Gromel raked the hills behind them with a contemptuous glance. “Curse these politics, which tie the soldier’s hands!” he growled. “The cowards will not stand and fight, knowing we should wipe them out. So there is nothing for it save to gather on the soil of Poitain, there to stand ready to crush them if they essay the fords again.”
"We shall be ready,” said Procas sternly. “Sound the trumpets.”
The retreat across the Alimane proceeded in good order, although night dimmed the twilight before the last company splashed into the river bed. As the men moved away from the southern bank, ten score archers, lurking in the undergrowth, stepped into view with bows strung and arrows nocked.
Procas had left his chariot to heave himself, grunting with pain from ancient wounds, into the saddle of his charger. Commanding a small rear guard of light horse, the dour old veteran was among the last to wade his steed into the darkling flood, while arrows from shore whistled past like angry insects.

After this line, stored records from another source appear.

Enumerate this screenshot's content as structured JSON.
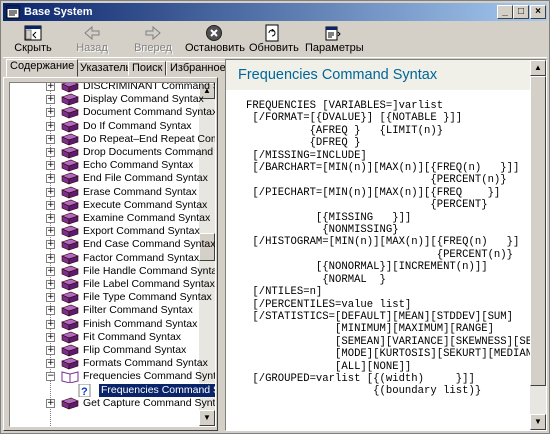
{
  "window": {
    "title": "Base System",
    "controls": [
      "_",
      "□",
      "×"
    ]
  },
  "toolbar": {
    "hide": "Скрыть",
    "back": "Назад",
    "forward": "Вперед",
    "stop": "Остановить",
    "refresh": "Обновить",
    "options": "Параметры"
  },
  "tabs": [
    "Содержание",
    "Указатель",
    "Поиск",
    "Избранное"
  ],
  "tree": {
    "items": [
      "DISCRIMINANT Command Syntax",
      "Display Command Syntax",
      "Document Command Syntax",
      "Do If Command Syntax",
      "Do Repeat–End Repeat Command",
      "Drop Documents Command Syntax",
      "Echo Command Syntax",
      "End File Command Syntax",
      "Erase Command Syntax",
      "Execute Command Syntax",
      "Examine Command Syntax",
      "Export Command Syntax",
      "End Case Command Syntax",
      "Factor Command Syntax",
      "File Handle Command Syntax",
      "File Label Command Syntax",
      "File Type Command Syntax",
      "Filter Command Syntax",
      "Finish Command Syntax",
      "Fit Command Syntax",
      "Flip Command Syntax",
      "Formats Command Syntax",
      "Frequencies Command Syntax"
    ],
    "selected_child": "Frequencies Command Syntax",
    "last_item": "Get Capture Command Syntax"
  },
  "doc": {
    "title": "Frequencies Command Syntax",
    "code": "FREQUENCIES [VARIABLES=]varlist\n [/FORMAT=[{DVALUE}] [{NOTABLE }]]\n          {AFREQ }   {LIMIT(n)}\n          {DFREQ }\n [/MISSING=INCLUDE]\n [/BARCHART=[MIN(n)][MAX(n)][{FREQ(n)   }]]\n                             {PERCENT(n)}\n [/PIECHART=[MIN(n)][MAX(n)][{FREQ    }]\n                             {PERCENT}\n           [{MISSING   }]]\n            {NONMISSING}\n [/HISTOGRAM=[MIN(n)][MAX(n)][{FREQ(n)   }]\n                              {PERCENT(n)}\n           [{NONORMAL}][INCREMENT(n)]]\n            {NORMAL  }\n [/NTILES=n]\n [/PERCENTILES=value list]\n [/STATISTICS=[DEFAULT][MEAN][STDDEV][SUM]\n              [MINIMUM][MAXIMUM][RANGE]\n              [SEMEAN][VARIANCE][SKEWNESS][SESKEW]\n              [MODE][KURTOSIS][SEKURT][MEDIAN]\n              [ALL][NONE]]\n [/GROUPED=varlist [{(width)     }]]\n                    {(boundary list)}"
  },
  "colors": {
    "title_bar": "#0a246a",
    "doc_title": "#006699",
    "book_icon": "#7a2f8f"
  }
}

In midstream the general suddenly exclaimed, clapping a hand to his leg. At his cry, the Bossonian officer who had addressed him earlier rode nigh and reined in. He opened thick lips to ask what was amiss, then spied the rebel arrow that had pierced the old man’s thigh above the knee. A gleam of satisfaction flickered in Gromel’s porcine eyes and quickly vanished; for he was a man implacably bent on pursuit of promotion, however he might attain it.